India’s External Debt Rises to $717.9 Billion: Key Insights and Challenges

0
Indias External Debt

Key Points:

  • Debt Surge: India’s external debt increased by 10.7% to $717.9 billion by December 2024, up from $648.7 billion in December 2023.
  • Debt Composition: US dollar-denominated debt accounted for 54.8%, followed by Indian Rupee (30.6%), Japanese Yen (6.1%), SDR (4.7%), and Euro (3%).
  • Sectoral Debt: Non-financial corporations held the largest share of external debt at 36.5%, followed by deposit-taking corporations (27.8%) and the central government (22.1%).
  • Debt-to-GDP Ratio: The external debt-to-GDP ratio stood at 19.1% by December 2024, slightly up from 19% in September.
  • Loans Dominate: Loans made up the largest component of external debt at 33.6%, followed by currency deposits and trade credits.

New Delhi: India’s external debt has surged to $717.9 billion by the end of December 2024, marking a year-on-year increase of 10.7% from $648.7 billion in December 2023, according to the Ministry of Finance’s Quarterly External Debt Report. On a quarterly basis, external debt rose by 0.7%, up from $712.7 billion at the end of September 2024.

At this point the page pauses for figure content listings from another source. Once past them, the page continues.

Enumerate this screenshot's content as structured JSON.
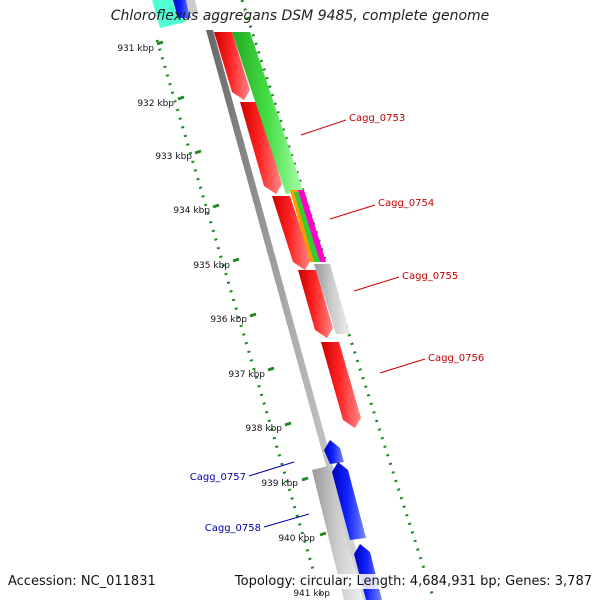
{
  "map": {
    "title": "Chloroflexus aggregans DSM 9485, complete genome",
    "accession": "Accession: NC_011831",
    "summary": "Topology: circular; Length: 4,684,931 bp; Genes: 3,787",
    "kbp_labels": [
      "931 kbp",
      "932 kbp",
      "933 kbp",
      "934 kbp",
      "935 kbp",
      "936 kbp",
      "937 kbp",
      "938 kbp",
      "939 kbp",
      "940 kbp",
      "941 kbp"
    ],
    "gene_labels": [
      {
        "name": "Cagg_0753",
        "color": "#cc0000"
      },
      {
        "name": "Cagg_0754",
        "color": "#cc0000"
      },
      {
        "name": "Cagg_0755",
        "color": "#cc0000"
      },
      {
        "name": "Cagg_0756",
        "color": "#cc0000"
      },
      {
        "name": "Cagg_0757",
        "color": "#0000aa"
      },
      {
        "name": "Cagg_0758",
        "color": "#0000aa"
      }
    ]
  },
  "colors": {
    "forward_cds": "#ff0000",
    "reverse_cds": "#0000ff",
    "cog_green": "#33cc33",
    "teal": "#33ffcc",
    "gray_feature": "#bbbbbb",
    "backbone": "#888888",
    "tick_green": "#228822",
    "magenta": "#ff00cc",
    "orange": "#ff9900"
  }
}
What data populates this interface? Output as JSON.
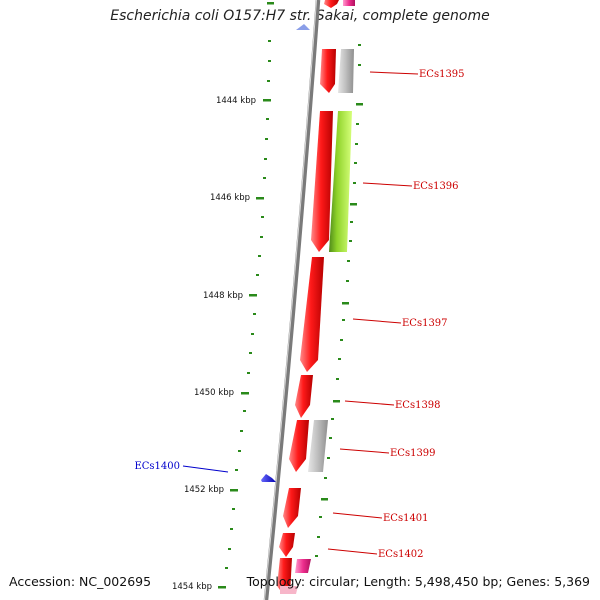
{
  "title": "Escherichia coli O157:H7 str. Sakai, complete genome",
  "footer": {
    "accession": "Accession: NC_002695",
    "summary": "Topology: circular; Length: 5,498,450 bp; Genes: 5,369"
  },
  "scale_ticks": [
    "1444 kbp",
    "1446 kbp",
    "1448 kbp",
    "1450 kbp",
    "1452 kbp",
    "1454 kbp"
  ],
  "gene_labels": [
    {
      "id": "forward-1395",
      "text": "ECs1395",
      "color": "#cc0000"
    },
    {
      "id": "forward-1396",
      "text": "ECs1396",
      "color": "#cc0000"
    },
    {
      "id": "forward-1397",
      "text": "ECs1397",
      "color": "#cc0000"
    },
    {
      "id": "forward-1398",
      "text": "ECs1398",
      "color": "#cc0000"
    },
    {
      "id": "forward-1399",
      "text": "ECs1399",
      "color": "#cc0000"
    },
    {
      "id": "reverse-1400",
      "text": "ECs1400",
      "color": "#0000cc"
    },
    {
      "id": "forward-1401",
      "text": "ECs1401",
      "color": "#cc0000"
    },
    {
      "id": "forward-1402",
      "text": "ECs1402",
      "color": "#cc0000"
    }
  ],
  "colors": {
    "backbone": "#7a7a7a",
    "cds_forward": "#ee0000",
    "cds_reverse": "#1a1aee",
    "tick": "#2a8a1a",
    "gray_feature": "#b4b4b4",
    "green_feature": "#8ad12a",
    "pink_feature": "#e8338a"
  }
}
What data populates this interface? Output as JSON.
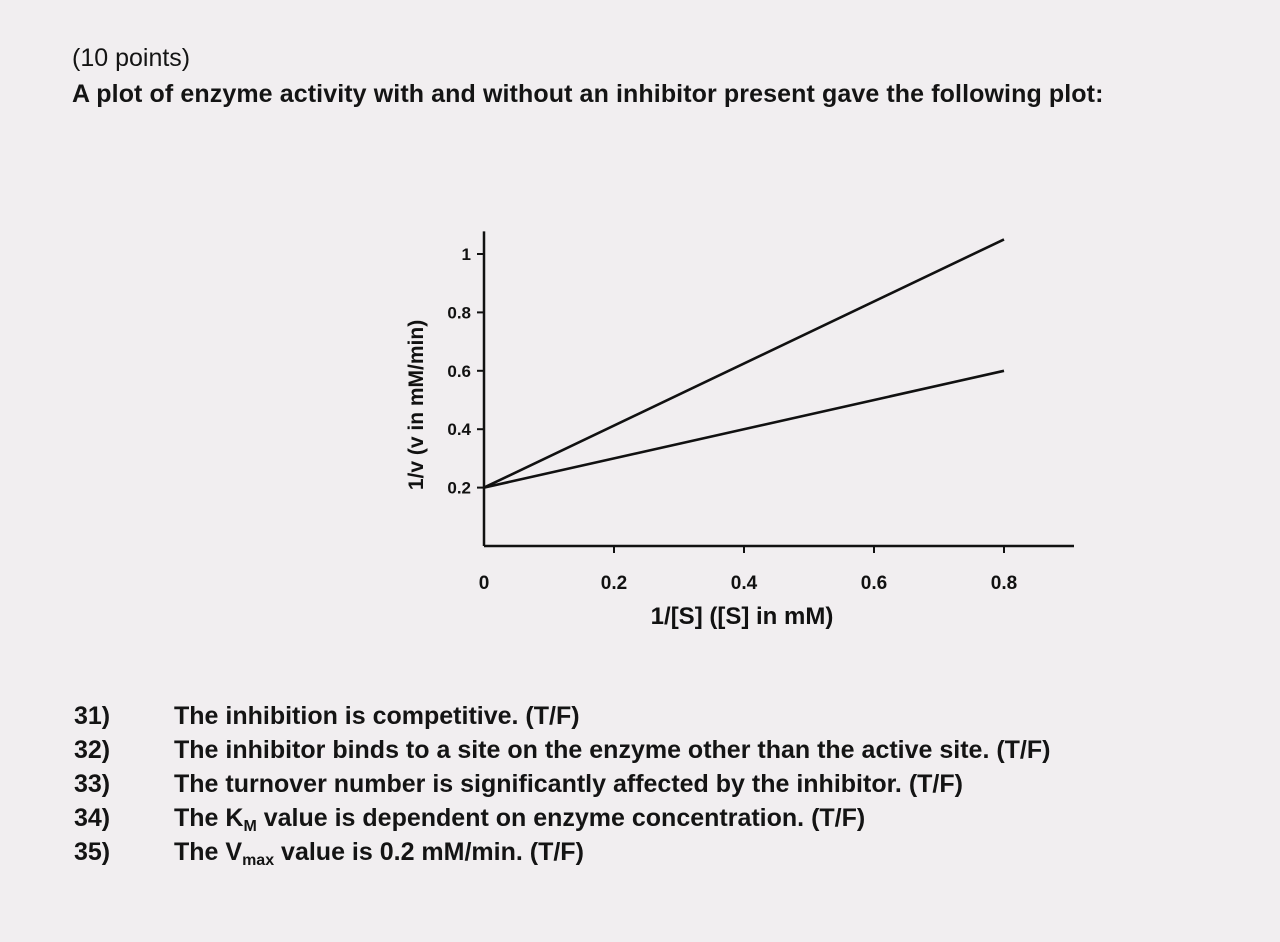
{
  "header": {
    "points": "(10 points)",
    "prompt": "A plot of enzyme activity with and without an inhibitor present gave the following plot:"
  },
  "chart_data": {
    "type": "line",
    "xlabel": "1/[S] ([S] in mM)",
    "ylabel": "1/v (v in mM/min)",
    "x_ticks": [
      0,
      0.2,
      0.4,
      0.6,
      0.8
    ],
    "x_tick_labels": [
      "0",
      "0.2",
      "0.4",
      "0.6",
      "0.8"
    ],
    "y_ticks": [
      0.2,
      0.4,
      0.6,
      0.8,
      1
    ],
    "y_tick_labels": [
      "0.2",
      "0.4",
      "0.6",
      "0.8",
      "1"
    ],
    "xlim": [
      0,
      0.9
    ],
    "ylim": [
      0,
      1.05
    ],
    "grid": false,
    "series": [
      {
        "x": [
          0,
          0.8
        ],
        "y": [
          0.2,
          1.05
        ]
      },
      {
        "x": [
          0,
          0.8
        ],
        "y": [
          0.2,
          0.6
        ]
      }
    ]
  },
  "questions": [
    {
      "number": "31)",
      "text": "The inhibition is competitive. (T/F)"
    },
    {
      "number": "32)",
      "text": "The inhibitor binds to a site on the enzyme other than the active site. (T/F)"
    },
    {
      "number": "33)",
      "text": "The turnover number is significantly affected by the inhibitor. (T/F)"
    },
    {
      "number": "34)",
      "text_before": "The K",
      "subscript": "M",
      "text_after": " value is dependent on enzyme concentration. (T/F)"
    },
    {
      "number": "35)",
      "text_before": "The V",
      "subscript": "max",
      "text_after": " value is 0.2 mM/min. (T/F)"
    }
  ]
}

Debt Composition and Valuation Effects

The report highlights that US dollar-denominated debt remains the largest component of India’s external debt, accounting for 54.8%. Other major currencies contributing to the debt include:

  • Indian Rupee: 30.6%
  • Japanese Yen: 6.1%
  • Special Drawing Rights (SDR): 4.7%
  • Euro: 3%

The valuation effect due to the appreciation of the US dollar against other currencies contributed $12.7 billion to the debt increase during the quarter ending December 2024. Excluding this effect, the actual rise in external debt would have been $17.9 billion quarter-on-quarter.

Sectoral Breakdown

The distribution of external debt across sectors is as follows:

  • Non-Financial Corporations: Largest share at 36.5%.
  • Deposit-Taking Corporations: Accounted for 27.8%.
  • Central Government: Held 22.1%.
  • Other Financial Corporations: Represented 8.7%.

Debt Components

Loans continue to dominate India’s external borrowing, comprising 33.6% of total external debt, followed by:

  • Currency and Deposits: 23.1%
  • Trade Credits and Advances: 18.8%
  • Debt Securities: 16.8%

Debt servicing (principal repayments and interest payments) stood at 6.6% of current receipts at December-end, slightly lower than the September-end figure of 6.7%.

Debt-to-GDP Ratio

India’s external debt-to-GDP ratio was recorded at 19.1% as of December 2024, reflecting a marginal increase from September’s ratio of 19%. This ratio indicates that while India’s foreign borrowing is rising, it remains relatively stable compared to global standards.

Implications and Challenges

India’s rising external debt poses several challenges:

  1. Currency Volatility: With over half of India’s external debt denominated in US dollars, fluctuations in exchange rates could increase repayment costs.
  2. Sectoral Risks: The growing share of non-government sector debt highlights potential vulnerabilities in corporate borrowing practices.
  3. Global Economic Uncertainty: The volatile global financial landscape adds pressure on India’s ability to manage its foreign obligations effectively.

While India’s external debt growth reflects its expanding economy and developmental needs, it also underscores the importance of strategic debt management to mitigate risks associated with currency fluctuations and global uncertainties. Policymakers must focus on diversifying borrowing sources, strengthening foreign exchange reserves, and promoting export competitiveness to ensure long-term financial stability amidst rising global challenges.